TELUS Health, together with the National Institute on Ageing (NIA), recently released the findings from a new survey that sheds light on how older Canadians can be better supported to age well, safely and independently. The 2022 survey of Canadian healthcare practitioners (HCPs) demonstrates the need to prioritize conversations surrounding innovative solutions to enable ageing-in-place: 95 per cent of HCPs surveyed discussed emergency situations with patients at least once in a month; however only 11 per cent of those discussions included the use of Personal Emergency Response System (PERS) technology, which is known to provide added safety and support.

“It’s estimated that one in three individuals aged 65 years and older experience a serious fall each year, so proactive discussions between healthcare providers and their patients about how to incorporate healthy ageing practices and tools like PERS — which we know is a beneficial technology to support people during emergencies — are so important as our population ages,” said Dr. Samir Sinha, Director of Health Policy Research at the NIA.

The survey of 125 Canadian healthcare professionals, conducted by MD Analytics between December 2021 and January 2022, discovered that 89 per cent of general practitioners and nurses are unlikely to discuss PERS unprompted. In many cases, HCPs are unaware of the rapidly evolving technological solutions that can help better enable their patients to age-in-place, and which to recommend.
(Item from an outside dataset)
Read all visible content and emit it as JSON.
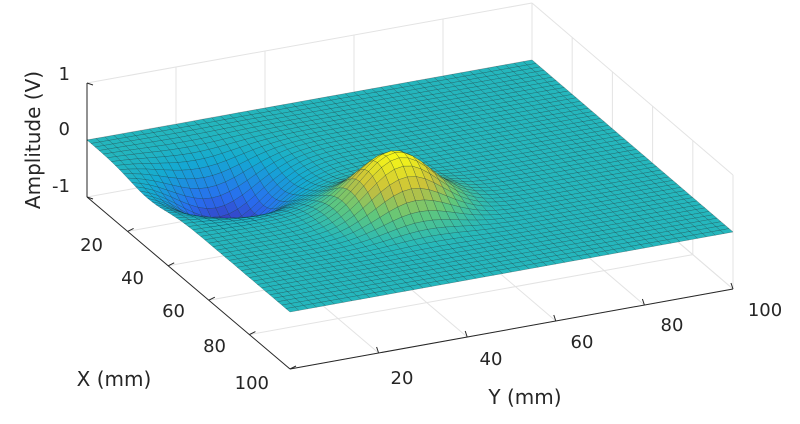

Proactive discussions during in-person or virtual appointments, whether directly with a patient and/or their caregiver, are key for ensuring ageing adults have the support they need to live in greater safety and independently for as long as possible.

“It’s incredibly important as we age to have the proper resources and technological tools to live longer, healthier lives, without compromising dignity or independence,” says Juggy Sihota, Vice-president Consumer Health, TELUS Health. “This recent study underscores the critical need for discussions about innovative technologies that are affordable, reliable and offer peace of mind to older Canadians and our loved ones as they age.”

This year’s survey findings also reaffirm previous research findings from TELUS Health and the NIA — 99 per cent of Canadian older adults plan to stay as active as they can to maintain their optimal health and independence, but the lack of discussions about available innovative support signals further education is needed. TELUS Health continues to empower HCPs and other medical professionals to support their ageing patients with knowledge and resources about the latest innovations, such as PERS like LivingWell Companion and TELUS Health Companion on Apple Watch.

The NIA leads cross-disciplinary research to better understand issues and develop insights that can meaningfully contribute to shaping innovative policies, practices and products to address challenges and opportunities for Canada’s ageing population. It is dedicated to enhancing successful ageing across the life course, considering a broad range of perspectives, including those of financial, physical, psychological, and social wellness.